AMHERST, Mass. – Stephen Harris, professor in the department of English at the University of Massachusetts Amherst, has been awarded a Fulbright Distinguished Research Chair in Arts and Social Sciences for North America through Fulbright Canada. Harris will spend the 2018-19 academic year at Carleton University in Ottawa, Ontario.

The Canada-U.S. Fulbright Program operates on the principle of reciprocal exchange and provides the opportunity for outstanding American scholars to lecture and/or conduct research in Canada. Harris’s award issues through a partnership between Fulbright Canada and Carleton University, which have established dedicated research chairs in support of educational programming, teaching and research. The awards allow American scholars and researchers to spend one academic year working in a targeted area of academic inquiry. Four chairs are appointed annually in the areas of arts and sciences, entrepreneurship, environmental science, and public affairs in North America: society, policy, media.

Working in the area of natural language processing, Harris will spend his Fulbright year developing computer tools to investigate literary language (metaphor, simile, and analogy) and literary form in the earliest stages of the English language, with a special focus on noun phrases. When he returns to UMass Amherst in 2019, he will offer a course on data science for the humanities.
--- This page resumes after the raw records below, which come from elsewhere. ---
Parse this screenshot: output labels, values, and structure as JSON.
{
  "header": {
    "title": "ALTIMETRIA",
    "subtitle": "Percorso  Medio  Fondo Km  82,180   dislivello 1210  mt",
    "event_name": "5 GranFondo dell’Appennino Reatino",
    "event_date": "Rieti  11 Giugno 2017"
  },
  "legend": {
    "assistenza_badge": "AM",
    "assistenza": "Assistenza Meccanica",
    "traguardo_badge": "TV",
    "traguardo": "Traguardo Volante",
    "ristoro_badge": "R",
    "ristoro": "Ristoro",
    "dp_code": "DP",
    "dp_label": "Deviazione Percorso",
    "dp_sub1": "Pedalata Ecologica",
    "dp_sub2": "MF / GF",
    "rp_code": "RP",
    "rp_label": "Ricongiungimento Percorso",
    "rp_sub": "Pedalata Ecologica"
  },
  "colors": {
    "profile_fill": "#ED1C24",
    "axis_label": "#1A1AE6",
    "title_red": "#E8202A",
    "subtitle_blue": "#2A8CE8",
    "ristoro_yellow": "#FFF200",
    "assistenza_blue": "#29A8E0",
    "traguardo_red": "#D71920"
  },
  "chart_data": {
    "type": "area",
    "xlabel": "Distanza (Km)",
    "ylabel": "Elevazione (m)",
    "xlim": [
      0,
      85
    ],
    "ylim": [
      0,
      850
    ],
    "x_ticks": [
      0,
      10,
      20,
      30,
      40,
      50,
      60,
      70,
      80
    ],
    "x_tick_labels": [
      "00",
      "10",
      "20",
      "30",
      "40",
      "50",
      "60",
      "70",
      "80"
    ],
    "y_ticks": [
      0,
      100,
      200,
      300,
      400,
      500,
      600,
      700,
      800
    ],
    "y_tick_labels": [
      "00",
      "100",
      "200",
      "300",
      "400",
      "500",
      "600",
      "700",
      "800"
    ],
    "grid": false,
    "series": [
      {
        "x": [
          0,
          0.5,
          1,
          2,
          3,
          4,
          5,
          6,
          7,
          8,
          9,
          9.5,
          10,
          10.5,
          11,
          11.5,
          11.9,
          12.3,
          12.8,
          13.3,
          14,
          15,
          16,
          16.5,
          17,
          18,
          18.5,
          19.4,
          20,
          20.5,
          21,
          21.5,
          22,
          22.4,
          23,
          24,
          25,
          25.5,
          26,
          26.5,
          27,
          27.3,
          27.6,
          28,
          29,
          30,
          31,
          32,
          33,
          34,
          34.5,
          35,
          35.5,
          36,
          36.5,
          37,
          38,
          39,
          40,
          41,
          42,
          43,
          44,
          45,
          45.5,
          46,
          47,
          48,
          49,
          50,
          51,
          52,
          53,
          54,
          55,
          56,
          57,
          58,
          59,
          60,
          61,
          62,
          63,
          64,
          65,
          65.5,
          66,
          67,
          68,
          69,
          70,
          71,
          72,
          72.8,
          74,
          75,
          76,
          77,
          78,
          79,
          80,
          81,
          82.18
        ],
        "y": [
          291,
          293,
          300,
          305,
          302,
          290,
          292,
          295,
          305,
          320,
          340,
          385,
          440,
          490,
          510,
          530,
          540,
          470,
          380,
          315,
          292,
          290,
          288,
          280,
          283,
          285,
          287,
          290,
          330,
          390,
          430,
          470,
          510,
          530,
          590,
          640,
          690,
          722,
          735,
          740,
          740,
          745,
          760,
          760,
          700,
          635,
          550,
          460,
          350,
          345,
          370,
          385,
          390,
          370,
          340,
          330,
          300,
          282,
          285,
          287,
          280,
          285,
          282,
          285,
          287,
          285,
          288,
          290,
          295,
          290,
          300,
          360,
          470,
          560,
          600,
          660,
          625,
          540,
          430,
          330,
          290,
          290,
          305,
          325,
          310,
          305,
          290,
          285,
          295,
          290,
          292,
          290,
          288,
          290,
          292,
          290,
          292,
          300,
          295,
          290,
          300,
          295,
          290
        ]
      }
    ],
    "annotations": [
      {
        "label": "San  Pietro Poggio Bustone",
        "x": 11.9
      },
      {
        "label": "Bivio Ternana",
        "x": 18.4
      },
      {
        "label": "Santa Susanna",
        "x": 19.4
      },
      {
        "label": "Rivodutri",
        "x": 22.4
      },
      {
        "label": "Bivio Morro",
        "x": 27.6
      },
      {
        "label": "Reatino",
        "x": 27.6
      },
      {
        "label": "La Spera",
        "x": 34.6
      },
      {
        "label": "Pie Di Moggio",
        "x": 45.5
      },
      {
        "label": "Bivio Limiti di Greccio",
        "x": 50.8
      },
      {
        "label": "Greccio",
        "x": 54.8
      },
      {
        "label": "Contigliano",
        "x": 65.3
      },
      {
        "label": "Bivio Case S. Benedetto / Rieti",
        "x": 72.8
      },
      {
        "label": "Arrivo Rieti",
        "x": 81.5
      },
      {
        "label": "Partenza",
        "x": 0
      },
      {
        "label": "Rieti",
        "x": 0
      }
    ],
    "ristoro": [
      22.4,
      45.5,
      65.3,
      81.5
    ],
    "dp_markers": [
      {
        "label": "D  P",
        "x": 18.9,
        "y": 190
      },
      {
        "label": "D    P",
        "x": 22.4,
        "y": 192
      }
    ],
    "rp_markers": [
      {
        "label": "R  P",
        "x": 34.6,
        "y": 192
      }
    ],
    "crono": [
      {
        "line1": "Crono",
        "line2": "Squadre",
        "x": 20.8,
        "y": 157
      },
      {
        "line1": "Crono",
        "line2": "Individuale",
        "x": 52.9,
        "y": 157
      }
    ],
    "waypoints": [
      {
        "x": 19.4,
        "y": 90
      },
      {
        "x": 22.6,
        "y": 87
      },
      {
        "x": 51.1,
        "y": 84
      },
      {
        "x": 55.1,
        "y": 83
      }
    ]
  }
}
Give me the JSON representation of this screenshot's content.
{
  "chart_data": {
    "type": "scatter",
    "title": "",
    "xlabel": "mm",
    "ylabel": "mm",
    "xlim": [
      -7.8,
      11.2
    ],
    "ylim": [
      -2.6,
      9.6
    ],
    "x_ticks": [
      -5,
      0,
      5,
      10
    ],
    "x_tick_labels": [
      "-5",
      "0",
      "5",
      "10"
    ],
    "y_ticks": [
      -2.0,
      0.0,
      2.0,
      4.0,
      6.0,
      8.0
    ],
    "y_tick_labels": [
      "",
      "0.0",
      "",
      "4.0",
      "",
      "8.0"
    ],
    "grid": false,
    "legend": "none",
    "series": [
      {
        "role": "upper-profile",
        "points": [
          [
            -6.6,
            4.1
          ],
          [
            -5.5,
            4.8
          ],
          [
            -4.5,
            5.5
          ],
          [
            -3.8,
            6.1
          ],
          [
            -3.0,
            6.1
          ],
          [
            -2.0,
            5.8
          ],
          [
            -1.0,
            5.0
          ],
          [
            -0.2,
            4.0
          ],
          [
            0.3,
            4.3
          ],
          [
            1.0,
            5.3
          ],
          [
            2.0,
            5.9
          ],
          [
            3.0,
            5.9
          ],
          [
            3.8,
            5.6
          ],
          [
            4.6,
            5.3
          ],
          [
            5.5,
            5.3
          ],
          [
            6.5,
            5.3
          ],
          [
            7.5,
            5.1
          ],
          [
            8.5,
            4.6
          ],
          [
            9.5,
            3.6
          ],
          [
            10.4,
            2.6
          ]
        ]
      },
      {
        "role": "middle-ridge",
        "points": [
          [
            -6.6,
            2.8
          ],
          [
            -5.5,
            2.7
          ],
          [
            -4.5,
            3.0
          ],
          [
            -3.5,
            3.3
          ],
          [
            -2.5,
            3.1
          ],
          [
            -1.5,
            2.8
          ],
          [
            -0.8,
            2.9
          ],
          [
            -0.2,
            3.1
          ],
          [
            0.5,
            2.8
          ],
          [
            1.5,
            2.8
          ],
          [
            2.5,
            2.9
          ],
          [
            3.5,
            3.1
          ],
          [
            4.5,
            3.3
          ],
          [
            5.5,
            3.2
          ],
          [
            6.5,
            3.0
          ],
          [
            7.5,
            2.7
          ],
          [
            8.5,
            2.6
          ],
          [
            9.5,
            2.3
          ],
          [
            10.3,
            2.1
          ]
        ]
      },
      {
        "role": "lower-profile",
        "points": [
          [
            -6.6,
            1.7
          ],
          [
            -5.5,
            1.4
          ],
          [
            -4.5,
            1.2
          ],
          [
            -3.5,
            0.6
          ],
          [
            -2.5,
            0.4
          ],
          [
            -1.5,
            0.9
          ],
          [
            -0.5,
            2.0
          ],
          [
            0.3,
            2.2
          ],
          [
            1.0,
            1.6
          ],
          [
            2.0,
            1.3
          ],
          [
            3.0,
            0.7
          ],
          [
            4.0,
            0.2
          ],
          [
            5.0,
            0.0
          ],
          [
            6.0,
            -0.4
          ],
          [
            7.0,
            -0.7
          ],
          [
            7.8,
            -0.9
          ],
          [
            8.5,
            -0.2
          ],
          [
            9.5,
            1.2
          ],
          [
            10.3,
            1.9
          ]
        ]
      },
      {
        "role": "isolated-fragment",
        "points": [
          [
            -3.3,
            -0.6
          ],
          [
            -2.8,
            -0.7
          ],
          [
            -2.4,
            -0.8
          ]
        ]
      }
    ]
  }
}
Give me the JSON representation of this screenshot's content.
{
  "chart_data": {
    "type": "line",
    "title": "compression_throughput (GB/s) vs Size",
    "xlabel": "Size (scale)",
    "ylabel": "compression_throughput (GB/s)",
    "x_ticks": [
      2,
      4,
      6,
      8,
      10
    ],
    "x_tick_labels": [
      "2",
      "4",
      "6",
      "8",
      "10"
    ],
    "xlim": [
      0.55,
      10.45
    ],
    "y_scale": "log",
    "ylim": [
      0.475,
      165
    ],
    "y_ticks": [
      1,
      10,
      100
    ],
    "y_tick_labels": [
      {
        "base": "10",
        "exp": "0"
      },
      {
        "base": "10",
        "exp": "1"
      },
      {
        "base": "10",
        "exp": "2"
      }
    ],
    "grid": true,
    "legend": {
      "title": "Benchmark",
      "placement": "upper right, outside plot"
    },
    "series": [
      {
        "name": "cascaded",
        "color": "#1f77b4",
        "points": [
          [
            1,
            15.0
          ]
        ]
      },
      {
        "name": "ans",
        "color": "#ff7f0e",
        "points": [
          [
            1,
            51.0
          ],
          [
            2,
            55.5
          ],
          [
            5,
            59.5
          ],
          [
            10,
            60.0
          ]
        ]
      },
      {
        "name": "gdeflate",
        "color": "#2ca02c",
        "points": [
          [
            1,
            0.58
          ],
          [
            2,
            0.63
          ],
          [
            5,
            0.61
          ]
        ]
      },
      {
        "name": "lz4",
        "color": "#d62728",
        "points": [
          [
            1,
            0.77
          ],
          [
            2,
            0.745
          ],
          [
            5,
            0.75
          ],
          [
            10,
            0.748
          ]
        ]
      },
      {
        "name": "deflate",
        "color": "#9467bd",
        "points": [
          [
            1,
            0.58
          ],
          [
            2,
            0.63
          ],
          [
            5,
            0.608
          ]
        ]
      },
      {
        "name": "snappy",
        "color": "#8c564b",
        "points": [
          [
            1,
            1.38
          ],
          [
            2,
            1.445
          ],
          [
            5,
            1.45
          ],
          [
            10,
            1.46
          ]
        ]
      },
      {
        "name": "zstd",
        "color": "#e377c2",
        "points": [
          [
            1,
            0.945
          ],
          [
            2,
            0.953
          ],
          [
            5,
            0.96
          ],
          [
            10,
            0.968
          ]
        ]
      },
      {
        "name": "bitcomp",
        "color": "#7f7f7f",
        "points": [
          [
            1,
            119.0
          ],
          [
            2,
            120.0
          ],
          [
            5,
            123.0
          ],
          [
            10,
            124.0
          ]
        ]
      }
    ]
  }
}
Harris specializes in Old English, medieval Latin poetry, early medieval Christianity and historical linguistics. He sits on the executive board of the Old English Group of the Modern Language Association, the executive board of the MLA Old Norse Group, and the board of the International Society of Anglo-Saxonists. He is the editor of the journal Old English Newsletter, and director of Old English Publications LLC, whose volumes include the first English translation of “Ancient Germanic Literatures” by Jorge Luis Borges, with the Arizona Center for Medieval and Renaissance Studies.

Harris has previously been awarded grants from the Social Sciences and Humanities Research Council of Canada, the National Endowment for the Humanities and the Mellon Foundation.

A graduate of Bishop’s University in Sherbrooke, Quebec, Harris holds an M.A. from the University of Ottawa and a Ph.D. from Loyola University Chicago.